This lecture is presented by Mingyu Gao in Fall 2023.

Thanks to 唐添 for discussing with me.

Introduction

System Evaluation Metrics

RISC-V ISA and Assembly

RISC-V Encoding and Vector Extension

Processor: Single-Cycle & Pipelined

10-24-2023

After discussing the structure of RISC-V instructions, it is time to consider how to build a RISC-V processor.

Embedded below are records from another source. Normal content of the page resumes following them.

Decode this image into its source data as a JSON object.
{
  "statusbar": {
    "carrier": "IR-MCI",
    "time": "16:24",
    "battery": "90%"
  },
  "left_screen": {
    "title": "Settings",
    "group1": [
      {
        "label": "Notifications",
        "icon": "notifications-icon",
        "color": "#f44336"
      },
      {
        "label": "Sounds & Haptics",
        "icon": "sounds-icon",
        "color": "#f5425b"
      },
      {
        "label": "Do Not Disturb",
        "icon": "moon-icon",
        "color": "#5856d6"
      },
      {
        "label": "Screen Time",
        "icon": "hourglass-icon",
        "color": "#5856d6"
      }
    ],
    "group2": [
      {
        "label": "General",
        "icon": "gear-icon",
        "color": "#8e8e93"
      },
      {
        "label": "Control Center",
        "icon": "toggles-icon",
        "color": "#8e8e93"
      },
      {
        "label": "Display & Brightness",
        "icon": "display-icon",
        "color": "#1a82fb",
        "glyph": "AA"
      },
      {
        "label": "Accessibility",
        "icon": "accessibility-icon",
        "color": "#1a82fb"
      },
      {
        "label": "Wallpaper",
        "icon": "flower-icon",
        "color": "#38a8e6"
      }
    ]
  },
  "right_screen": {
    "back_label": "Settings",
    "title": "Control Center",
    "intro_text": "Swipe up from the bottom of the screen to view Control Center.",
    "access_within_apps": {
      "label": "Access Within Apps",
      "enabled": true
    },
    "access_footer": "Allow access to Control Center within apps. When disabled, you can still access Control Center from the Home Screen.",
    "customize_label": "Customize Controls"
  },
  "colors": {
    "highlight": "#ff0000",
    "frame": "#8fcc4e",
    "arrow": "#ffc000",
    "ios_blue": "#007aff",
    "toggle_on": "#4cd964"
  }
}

ISA is a specification of functionality, and now we are going to build a processor to implement such functionality.

What I am interested is:

1. common design across different ISAs
2. what’s different about RISC-V processor, i.e. benefitials?
   • RISC vs. CISC tradeoff
   • MIPS vs. RISC-V

Review: Digital Logic Design

Key elements:

• Gates: AND, OR, NOT, …
• Basic blocks: multiplexer (MUX), encoder/decoder, arithmetic/logic unit (ALU), …
• Simple state: latches, filp-flops, registers
• Synchronous memories: SRAM

Clocking methodology of sequential circuits — interactions between State elements and combinational logic

• State elements store the current states (data, address, control signals, …)
• Combinational logic calculates new states in each clock cycle

A Single-Cycle Processor

We will focus on a simple one first and later optimize for performance (even starting from correcting mistakes).

A single-cycle processor

• Execute one instruction to completion before moving to the next one
• Execute one instruction within one clock cycle, i.e., CPI = 1
• a subset of the RISC-V instructions
  1. Arithmetic (R,I): add, sub, addi, ori
  2. Memory (I,S): lw, sw
  3. Branch/jump (B,J): beq, j

Our Approach Generally speaking, a processor consists of two parts:

• Datapath: the hardware that processes and stores data
• Control: the hardware that manages the datapath

Hardware Components

• State elements: PC register, a 32-entry register file, memory
  • Logically separate memories for instructions and data
  • But physically can be the same one (or view them as caches)
  • Recall the Von-Neuman’s architecture!
• Combinational logic (to update PC/regs/memory): ALU, MUX
• Control logic: customized combinational circuits

To make things easier, break instruction execution into simple steps:

1. Fetch an instruction from memory specified by PC and update the PC
2. Decode the instruction and read operands from registers
3. Execute an operation using an ALU
4. Load/Store a value from/to memory if needed
5. Store the result to a register or memory

Questions:

1. in Fetch step, is the instruction in memory (why not cache)? And how can we update PC immediately?
2. Why is Load/Store after ALU execution, i.e. Execute step?
   • Perhaps we are calculating address in Execute step
3. How does RISC help with faster fetch and decode?